China is back to work, and its markets are tanking

People shelter against rain in Hangzhou. Photo: ChinaFotoPress/Getty Images

Stocks in China are sinking, bonds are selling off, and commodity markets are getting hammered in Friday’s Asian trading session.

With the Chinese financial industry returning to work today after the Lunar New Year holiday, the nation’s central bank, the People’s Bank of China (PBOC), adjusted some key lending rates in what appears to be a tightening of monetary policy.

The PBOC announced it was increasing the interest rates on its open market operations by 10 basis points, effective immediately.

“The seven-day open market operations rate was raised to 2.35% from 2.25%, the rate for 14-day tenor to 2.50% from 2.40%, and the rate for 28-day tenor to 2.65% compared with the previous 2.55%,” said Reuters, citing a statement posted on the bank’s website on Friday.

Reverse repos are used by central banks to drain liquidity from a nation’s financial system.

“A rate hike on the first working day after the New Year holiday signals a new attitude,” Raymond Yeung, chief greater China economist at ANZ Bank in Hong Kong, told Bloomberg. “The PBOC never makes it clear, but the 7-day reverse repo rate is the unofficial policy rate, a significant benchmark for interbank rates.”

The PBOC bank drained a net 70 billion yuan ($US10.19 billion) through open market operations on Friday, mopping up financial market liquidity that was supplied in the lead up to the New Year holiday.

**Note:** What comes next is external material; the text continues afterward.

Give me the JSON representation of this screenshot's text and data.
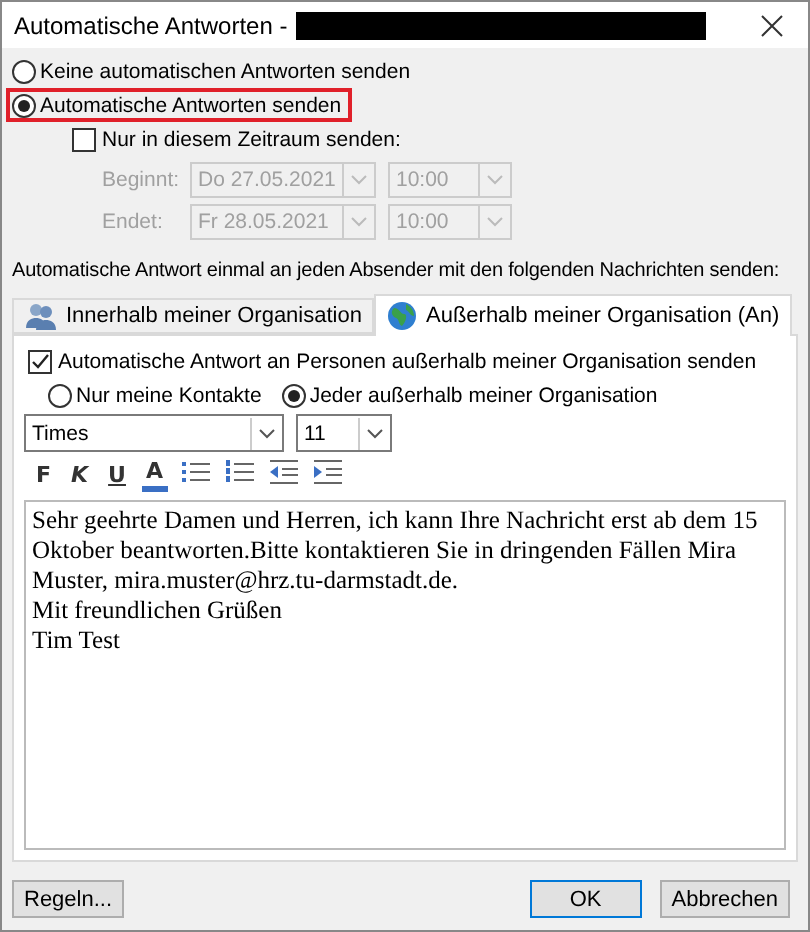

Coinciding with the increase made to repo rates, there have been unconfirmed reports that the PBOC has also raised lending rates on its standing lending facility (SLF) loans today.

Reuters, citing two unnamed banking sources, said the overnight rate was raised to 3.1% from 2.75%. The rate for seven-day and one-month tenors was also increased by ten basis points, according to the sources, rising to 3.35% and 3.7% respectively.

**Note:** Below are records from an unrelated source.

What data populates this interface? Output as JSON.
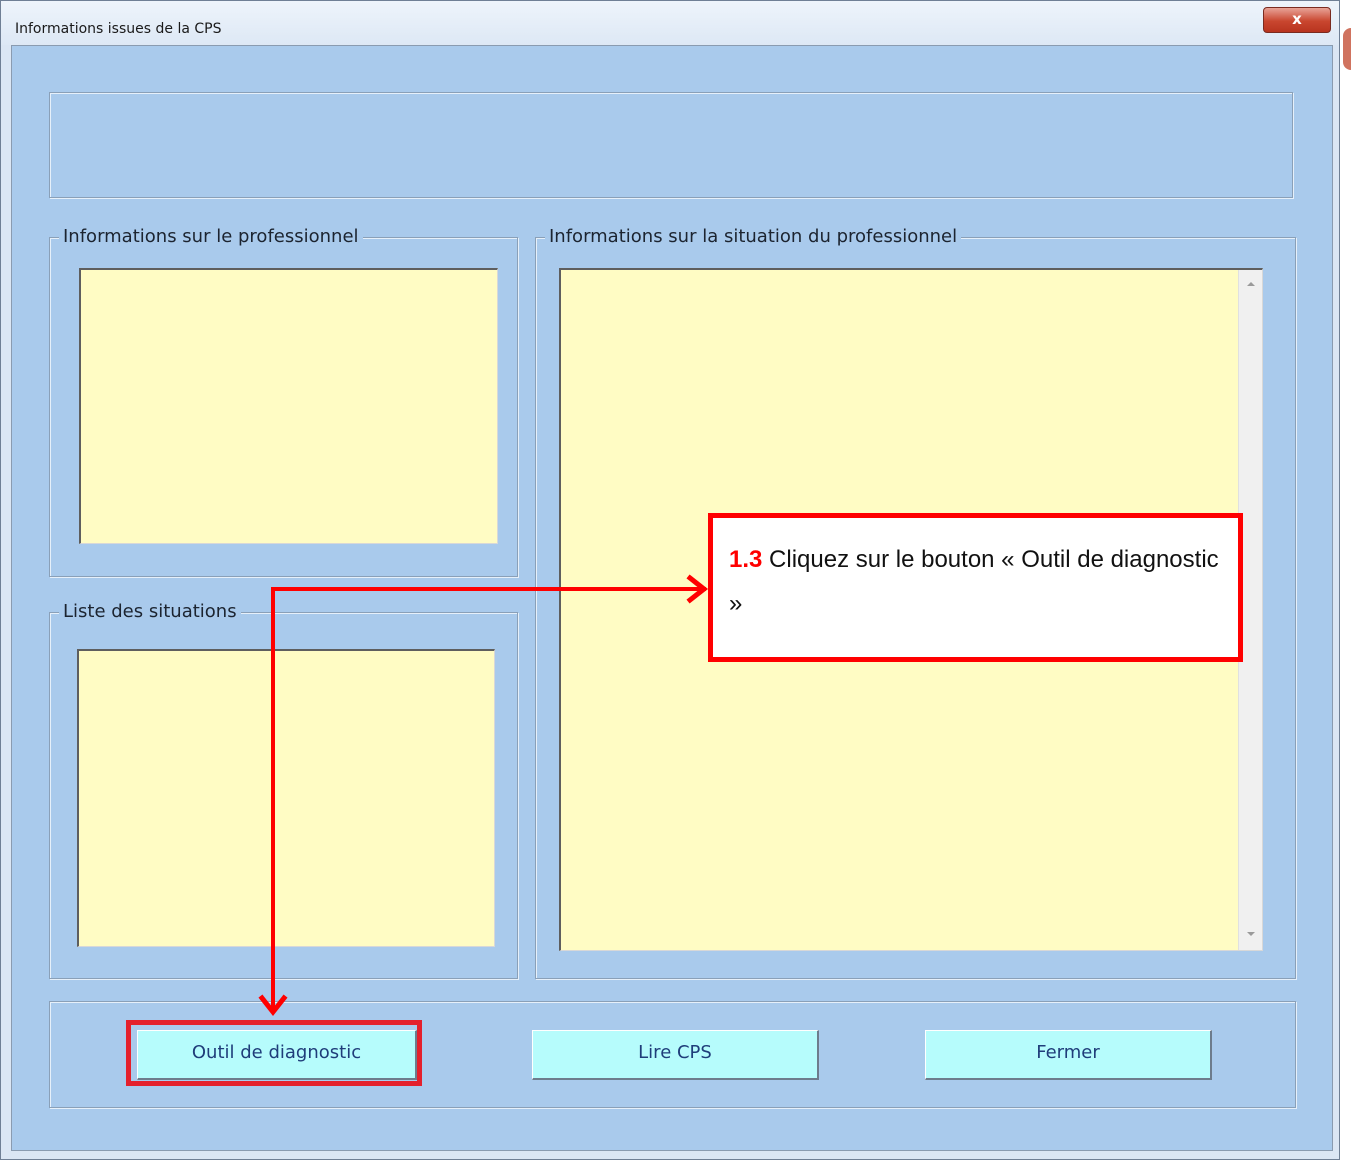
{
  "window": {
    "title": "Informations issues de la CPS",
    "close_glyph": "x"
  },
  "groups": {
    "professional_info": "Informations sur le professionnel",
    "situation_info": "Informations sur la situation du professionnel",
    "situations_list": "Liste des situations"
  },
  "buttons": {
    "diagnostic": "Outil de diagnostic",
    "read_cps": "Lire CPS",
    "close": "Fermer"
  },
  "annotation": {
    "step": "1.3",
    "text": "Cliquez sur le bouton « Outil de diagnostic »",
    "color": "#ff0000"
  },
  "colors": {
    "client_background": "#a9caec",
    "text_area_background": "#fffcc4",
    "button_background": "#b6fcfc"
  }
}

The SLF is used by the PBoC to smooth out liquidity fluctuations and short-term borrowing rates.

According to Caixin, the SLF is more flexible than cutting interest rates and the reserve-requirement ratio, allowing the PBoC to influence short-term interest rates more directly than through regulating the money supply.

Chinese financial markets have not welcomed the news with bond yields spiking higher while at the same time stocks have slumped.

The yield on the 10-year government bond yield ripped higher to 3.34%, up more than 6 basis points to its highest level since August last year.

The Shanghai Composite, China’s benchmark stock index, was down 0.7% a short time ago.

Commodity futures — a hot bet for speculative activity in recent months — have also been hammered, suffering declines of between 2 to 5.5%.